Figure 2a is a diagram showing the relationship between the loop filter bandwidth and phase noise, which is the first design step in the frequency synthesizer presented in the present invention. First, the whole system is simulated by loop filter design considering phase margin and loop filter bandwidth. The frequency spectrum of the synthesizer output signal measured when the loop filter bandwidths are 1 KHz, 5 KHz, 10 KHz, and 15 KHz has an optimal phase noise at a bandwidth of 5 KHz.

2b is a graph showing the relationship between the switching time for the loop filter bandwidth and the maximum overshoot in the second step. The maximum overshoot that occurs during the frequency switching process decreases exponentially with the loop filter bandwidth, and the switching time increases proportionally. Here, the design point with the smallest maximum overshoot and the minimum switching time is near the loop filter bandwidth of 5KHz.

2c is a graph showing the relationship between the switching time for the phase margin and the maximum overshoot in the third step. The maximum overshoot and switching time according to the phase margin have a similar relationship with each other and have an optimum performance near 45 °.

These three design techniques are as follows. In other words, ① find the optimal design point that shows the least phase noise by the system filter loop filter bandwidth. ② Find the optimal design point that meets the fast switching speed with minimum maximum overshoot through the relationship between loop filter bandwidth, switching time, and maximum overshoot. As in the second design technique, find the optimal point for the minimum maximum overshoot and fast switching speed according to the phase margin.

Figure 3a is a diagram of the switching process of the frequency synthesizer structure by the design technique. When the frequency control command 5 is issued to switch from 4 MHz to 5 MHz, the output of the synthesizer has a frequency deviation of up to 0.1% during the switching transition. This means that it becomes an ultra-fast switching characteristic that is an instant response, like a step function, which is an ideal switching process.

3B shows the frequency spectrum of the synthesizer output signal measured in the environment of FIG. 3A. The phase noise according to the offset frequency is expressed as the power difference from the center frequency. At an offset frequency of 10KHz, the phase noise is -128.15dBc.

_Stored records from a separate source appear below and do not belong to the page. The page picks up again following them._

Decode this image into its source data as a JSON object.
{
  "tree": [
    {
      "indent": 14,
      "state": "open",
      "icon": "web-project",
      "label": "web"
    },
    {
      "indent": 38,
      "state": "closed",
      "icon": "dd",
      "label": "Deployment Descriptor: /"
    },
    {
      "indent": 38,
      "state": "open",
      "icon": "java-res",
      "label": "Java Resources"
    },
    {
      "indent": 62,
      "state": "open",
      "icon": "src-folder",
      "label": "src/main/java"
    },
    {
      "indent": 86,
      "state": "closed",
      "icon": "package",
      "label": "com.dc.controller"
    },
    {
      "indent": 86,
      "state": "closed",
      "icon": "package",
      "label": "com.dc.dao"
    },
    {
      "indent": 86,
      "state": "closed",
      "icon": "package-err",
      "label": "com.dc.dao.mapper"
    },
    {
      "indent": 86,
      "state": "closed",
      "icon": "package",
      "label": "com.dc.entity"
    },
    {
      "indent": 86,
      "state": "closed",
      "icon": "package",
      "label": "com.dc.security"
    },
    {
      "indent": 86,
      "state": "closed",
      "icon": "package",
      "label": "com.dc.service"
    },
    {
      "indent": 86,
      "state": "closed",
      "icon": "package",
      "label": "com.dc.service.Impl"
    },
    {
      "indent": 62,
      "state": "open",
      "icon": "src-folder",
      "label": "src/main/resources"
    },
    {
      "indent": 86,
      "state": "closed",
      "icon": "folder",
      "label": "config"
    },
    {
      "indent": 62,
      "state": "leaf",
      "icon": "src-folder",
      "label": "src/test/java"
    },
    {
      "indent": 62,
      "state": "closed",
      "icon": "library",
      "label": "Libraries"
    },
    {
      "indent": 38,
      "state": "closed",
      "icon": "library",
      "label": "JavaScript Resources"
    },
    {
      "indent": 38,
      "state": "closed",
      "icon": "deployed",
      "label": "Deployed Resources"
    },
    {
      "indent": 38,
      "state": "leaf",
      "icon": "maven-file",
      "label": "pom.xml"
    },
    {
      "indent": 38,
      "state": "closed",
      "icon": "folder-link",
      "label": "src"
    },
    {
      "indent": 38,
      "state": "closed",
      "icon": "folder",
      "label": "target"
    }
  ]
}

The present invention uses a hybrid phase locked loop synthesizer that combines an open loop and a closed loop structure to satisfy both high-frequency frequency spectrum and ultra-fast switching speed by three design techniques. It will have a very useful effect on the communication information system of data information transmission and frequency hopping.

Claims (1)

In the technique of designing a phase locked loop (PLL) frequency synthesizer with a digital frequency synthesis command, A) The hybrid frequency synthesizer is a combination of an open-loop configuration that drives a voltage-controlled oscillator (VCO) with the output of a D / A converter and a closed-loop configuration of a conventional PLL. , How to design a high-purity, ultrafast frequency synthesizer using the relationship between system variables (loop filter bandwidth and phase margin) and performance parameters (switching time, phase noise, and maximum overshoot).